Posted: Oct 19, 2018 10:24 am
by Kirk Sorensen
Transatomic Power to Open Source IP Regarding Advanced Molten Salt Reactors
Transatomic owns just three patent applications.[3] All three are generally directed to molten salt reactors:

U.S. Patent Publication No. 2013/0083878: describes a molten salt reactor using hydrides and/or deuterides as a moderator.
U.S. Patent Publication No. 2015/0228363: describes fuel cladding properties for use in a molten salt reactor.
U.S. Patent Publication No. 2016/0217874: describes a molten salt reactor using a fluoride fuel salt and a hydride moderator.

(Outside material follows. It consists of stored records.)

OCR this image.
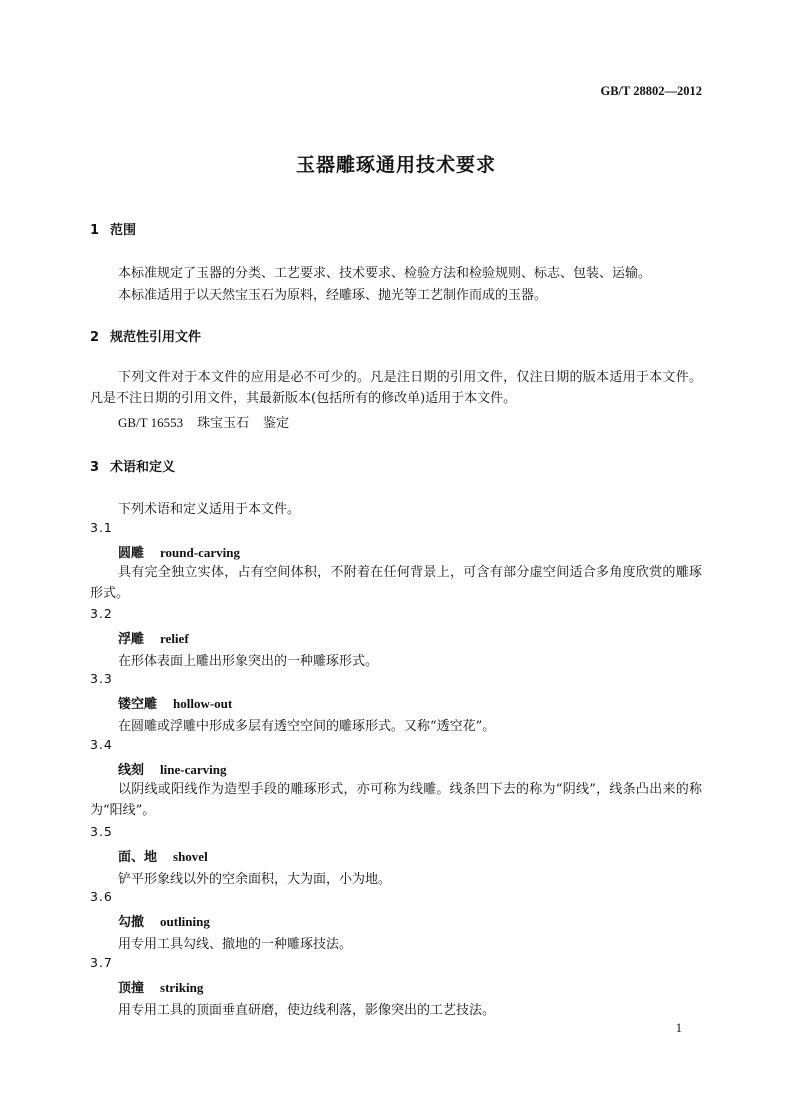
GB/T 28802—2012
玉器雕琢通用技术要求
1 范围
本标准规定了玉器的分类、工艺要求、技术要求、检验方法和检验规则、标志、包装、运输。
本标准适用于以天然宝玉石为原料，经雕琢、抛光等工艺制作而成的玉器。
2 规范性引用文件
下列文件对于本文件的应用是必不可少的。凡是注日期的引用文件，仅注日期的版本适用于本文件。凡是不注日期的引用文件，其最新版本(包括所有的修改单)适用于本文件。
GB/T 16553 珠宝玉石 鉴定
3 术语和定义
下列术语和定义适用于本文件。
3.1
圆雕 round-carving
具有完全独立实体，占有空间体积，不附着在任何背景上，可含有部分虚空间适合多角度欣赏的雕琢形式。
3.2
浮雕 relief
在形体表面上雕出形象突出的一种雕琢形式。
3.3
镂空雕 hollow-out
在圆雕或浮雕中形成多层有透空空间的雕琢形式。又称“透空花”。
3.4
线刻 line-carving
以阴线或阳线作为造型手段的雕琢形式，亦可称为线雕。线条凹下去的称为“阴线”，线条凸出来的称为“阳线”。
3.5
面、地 shovel
铲平形象线以外的空余面积，大为面，小为地。
3.6
勾撤 outlining
用专用工具勾线、撤地的一种雕琢技法。
3.7
顶撞 striking
用专用工具的顶面垂直研磨，使边线利落，影像突出的工艺技法。
1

Two of Transatomic’s applications (Nos. 2015/0228363 and 2016/0217874) were rejected by the U.S. Patent and Trademark Office (USPTO) on the basis that the inventions described in those applications were not new and non-obvious when compared to existing MSR technology. Those applications were abandoned by Transatomic prior to the open source announcement.[4]

Transatomic’s lone remaining patent application (No. 2013/0083878) has been rejected by the USPTO five times, also on the basis that the invention is not new and non-obvious when compared to existing MSR technology. With Transatomic’s suspension of operations it is uncertain if this application will ever issue as a patent.